When I say I prefer Q-tips and mirrors to brain scanners and gene sequencers, I don’t mean to give you the impression that I eschew technology entirely. (Just think of doing biology without a microscope!) I may be a technophobe, but I’m no Luddite. My point is that science should be question driven, not methodology driven. When your department has spent millions of dollars on a state-of-the-art liquid-helium-cooled brain-imaging machine, you come under pressure to use it all the time. As the old saying goes, “When the only tool you have is a hammer, everything starts to look like a nail.” But I have nothing against high-tech brain scanners (nor against hammers). Indeed, there is so much brain imaging going on these days that some significant discoveries are bound to be made, if only by accident. One could justifiably argue that the modern toolbox of state-of-the-art gizmos has a vital and indispensable place in research. And indeed, my low-tech-leaning colleagues and I often do take advantage of brain imaging, but only to test specific hypotheses. Sometimes it works, sometimes it doesn’t, but we are always grateful to have the high technology available—if we feel the need.

ACKNOWLEDGMENTS

ALTHOUGH IT IS LARGELY A PERSONAL ODYSSEY, THIS BOOK RELIES heavily on the work of many of my colleagues who have revolutionized the field in ways we could not have even imagined even just a few years ago. I cannot overstate the extent to which I have benefited from reading their books. I will mention just a few of them here: Joe LeDoux, Oliver Sacks, Francis Crick, Richard Dawkins, Stephen Jay Gould, Dan Dennett, Pat Churchland, Gerry Edelman, Eric Kandel, Nick Humphrey, Tony Damasio, Marvin Minsky, Stanislas Dehaene. If I have seen further, it is by standing on the shoulders of these giants. Some of these books resulted from the foresight of two enlightened agents—John Brockman and Katinka Matson—who have created a new scientific literacy in America and the world beyond. They have successfully reignited the magic and awe of science in the age of Twitter, Facebook, YouTube, sound-bite news, and reality TV—an age when the hard-won values of the Enlightenment are sadly in decline.

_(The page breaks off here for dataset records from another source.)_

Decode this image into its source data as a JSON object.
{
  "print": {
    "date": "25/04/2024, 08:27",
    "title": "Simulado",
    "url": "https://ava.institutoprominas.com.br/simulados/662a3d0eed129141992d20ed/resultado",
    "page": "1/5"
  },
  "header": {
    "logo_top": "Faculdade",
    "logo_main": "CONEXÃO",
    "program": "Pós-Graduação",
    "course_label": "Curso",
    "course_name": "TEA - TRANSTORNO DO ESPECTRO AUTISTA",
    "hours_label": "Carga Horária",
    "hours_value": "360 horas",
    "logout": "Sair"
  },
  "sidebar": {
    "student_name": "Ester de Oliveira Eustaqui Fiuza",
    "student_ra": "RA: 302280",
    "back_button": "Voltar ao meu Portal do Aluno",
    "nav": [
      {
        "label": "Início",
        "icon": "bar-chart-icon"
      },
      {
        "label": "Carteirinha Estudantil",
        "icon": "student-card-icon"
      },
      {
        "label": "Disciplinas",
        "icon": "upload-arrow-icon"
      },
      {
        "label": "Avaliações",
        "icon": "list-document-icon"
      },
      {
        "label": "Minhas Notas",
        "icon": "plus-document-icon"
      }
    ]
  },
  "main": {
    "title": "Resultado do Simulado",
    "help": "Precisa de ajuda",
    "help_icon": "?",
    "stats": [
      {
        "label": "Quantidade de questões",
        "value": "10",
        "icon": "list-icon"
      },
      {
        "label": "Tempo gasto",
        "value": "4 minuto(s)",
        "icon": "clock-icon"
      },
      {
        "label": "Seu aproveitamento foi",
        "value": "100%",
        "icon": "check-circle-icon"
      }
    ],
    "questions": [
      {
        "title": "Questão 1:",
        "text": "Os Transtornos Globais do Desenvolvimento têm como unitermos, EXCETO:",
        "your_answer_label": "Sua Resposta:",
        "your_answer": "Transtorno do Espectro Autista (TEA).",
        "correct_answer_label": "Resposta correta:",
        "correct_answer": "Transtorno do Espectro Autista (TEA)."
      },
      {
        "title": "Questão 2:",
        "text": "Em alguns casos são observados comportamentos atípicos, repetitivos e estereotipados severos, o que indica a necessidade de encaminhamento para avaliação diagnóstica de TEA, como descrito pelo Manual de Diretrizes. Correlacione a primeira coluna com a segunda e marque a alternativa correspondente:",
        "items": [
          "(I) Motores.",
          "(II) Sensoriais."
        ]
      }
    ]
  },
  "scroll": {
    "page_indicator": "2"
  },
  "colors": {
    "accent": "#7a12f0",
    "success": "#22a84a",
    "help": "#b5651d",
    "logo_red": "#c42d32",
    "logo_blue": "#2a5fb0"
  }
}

Angela von der Lippe, my editor, suggested major reorganization of chapters and provided valuable feedback throughout every stage of revision. Her suggestions improved the clarity of presentation enormously.

Special thanks to four people who have had a direct influence on my scientific career: Richard Gregory, Francis Crick, John D. Pettigrew, and Oliver Sacks.

I would also like to thank the many people who either goaded me on to pursue medicine and science as a career or influenced my thinking over the years. As I intimated earlier, I would not be where I am were it not for my mother and father. When my father was convincing me to go into medicine, I received similar advice from Drs. Rama Mani and M. K. Mani. I have never once regretted letting them talk me into it. As I often tell my students, medicine gives you a certain breadth of vision while at the same time imparting an intensely pragmatic attitude. If your theory is right, your patient gets better. If your theory is wrong—no matter how elegant or convincing it may be—she gets worse or dies. There is no better test of whether you are on the right track or not. And this no-nonsense attitude then spills over into your research as well.